Я повесил трубку, потом снова набрал номер.
Ее телефон звонил, звонил и звонил, и –
– Алло?
– Где ты была?
– В ванной, а что?
– Новый случай.
– Опять?
– Это он. В Брэдфорде. На том же месте.
– Не может быть.
– Пожалуйста, не ходи никуда. Я приеду.
– Когда?
– Как только смогу. Ты никуда не ходи.
– Ладно.
– Обещаешь?
– Обещаю.
– Пока.
И она повесила трубку.
Я прошел через паб – видения окровавленной мебели, дырок и голов:
Я же вас предупреждал, так что вы все сами виноваты. Я сел.
– С тобой все в порядке?
– Все отлично, – соврал я.
– Что-то не похоже.
– Значит, они кого-то задержали?
– Ага.
– Кого?
– Хрен знает.
– Да ладно тебе.
– Без дураков. Никто не знает, кроме начальства.
– А зачем такая секретность?
– Я же говорю: хрен его знает.
– Но они говорят, что это не Потрошитель?
– Говорят.
– А ты сам что думаешь?
– Хрен знает, Джек. Все это как-то странно.

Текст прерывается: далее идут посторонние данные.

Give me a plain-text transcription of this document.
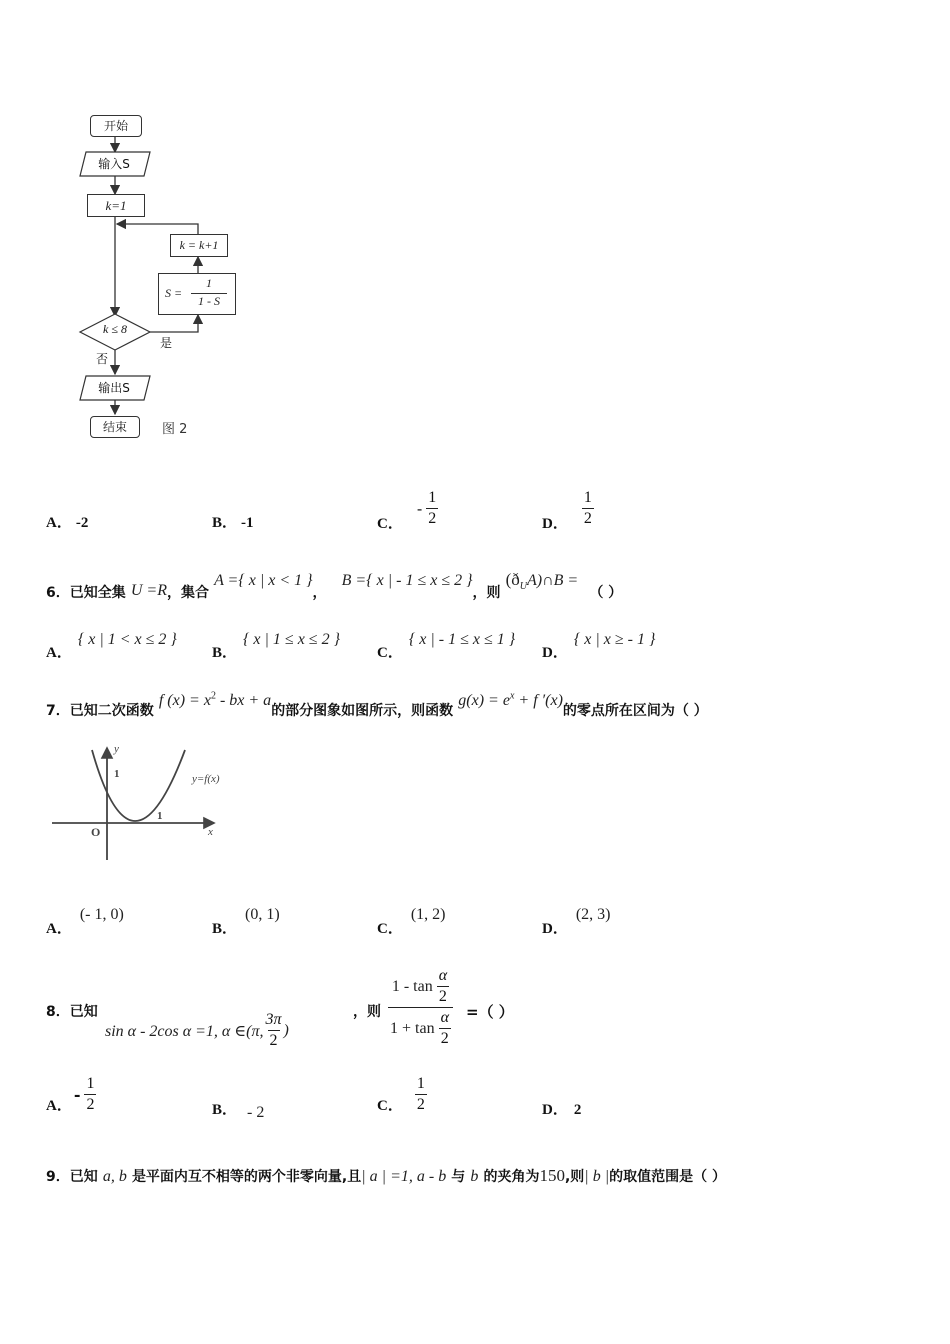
开始
输入S
k=1
k = k+1
S =
1
1 - S
k ≤ 8
是
否
输出S
结束	图 2
A． -2	B． -1	C．
- $\frac{1}{2}$	D． $\frac{1}{2}$
6．已知全集 U =R，集合 A ={ x | x < 1 }， B ={ x | - 1 ≤ x ≤ 2 }，则 $(ð_UA)\cap B$ = （ ）
A．{ x | 1 < x ≤ 2 }
B．{ x | 1 ≤ x ≤ 2 }
C．{ x | - 1 ≤ x ≤ 1 }
D．{ x | x ≥ - 1 }
7．已知二次函数 f $(x) = x^2$ - bx + a的部分图象如图所示，则函数 $g(x) = e^x + f$ ′(x)的零点所在区间为（ ）
y
x
O
1
1
y=f(x)
A．(- 1, 0)
B．(0, 1)
C．(1, 2)
D．(2, 3)
8．已知
sin α - 2cos α =1, α ∈(π, $\frac{3\pi}{2}$ )
，则 $\frac{1 - \tan \frac{\alpha}{2}}{1 + \tan \frac{\alpha}{2}}$ =（ ）
A．
- $\frac{1}{2}$	B． - 2	C． $\frac{1}{2}$	D． 2
9．已知 a, b 是平面内互不相等的两个非零向量,且| a | =1, a - b 与 b 的夹角为150,则| b |的取值范围是（ ）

– Что ты еще слышал? Хоть что-нибудь?
– Сколько?
– Округлим до полтиника, если оно того стоит.
– Говорят, нескольких ребят отстранили от службы, но я тебе этого не говорил.
– Из-за этого?
– Похоже на то.
– Из милгартских, что ли?
– Говорят, что да.
– Кого именно?
– Инспектора Радкина, твоего приятеля Фрейзера и младшего офицера Эллиса.
– Эллиса?
– Майка Эллиса. Жирный такой придурок с широкой харей.
– Я его не знаю. И они думают, что это они замочили ту женщину в Брэдфорде?
– Погоди, Джек. Я этого не говорил. Их просто отстранили. Это все, что я знаю.
– Черт.
– Ага.
– Тебя это не удивляет?
– Насчет Радкина – нет. Насчет Фрейзера – да. Эллис – да, но его же все ненавидят.
– Сволочь?
– Законченная.
– И все знали, что у Радкина рыльце в пушку?
– Ну не зря же мужики называют его Грязный Гарри.
– Ну ясно. А конкрентнее?
– Пока он работал в Отделе по борьбе с проституцией, грязными были не только улицы.
– А Фрейзер?
– Ты же его знаешь. Он же – сама, бля, порядочность. Сова ему по жизни помогает, и все такое.
– Морис Джобсон, что ли? Почему?
– Фрейзер женат на дочери Билла Моллой.
– Черт! – я вздохнул. – А у Барсука Билла рак, верно?
– Ага.
– Интересно.
– Наверное, – пожал плечами Уилсон.
Я посмотрел на часы.
– Спрячь на всякий случай, – сказал он, показывая на листок бумаги, лежащий на столе.
Я кивнул, положил приказ в карман и достал бумажник.
Я отсчитал купюры под столом и дал ему пятьдесят.
– Очень мило с вашей стороны, сэр, – сказал он, подмигнув, и собрался уходить.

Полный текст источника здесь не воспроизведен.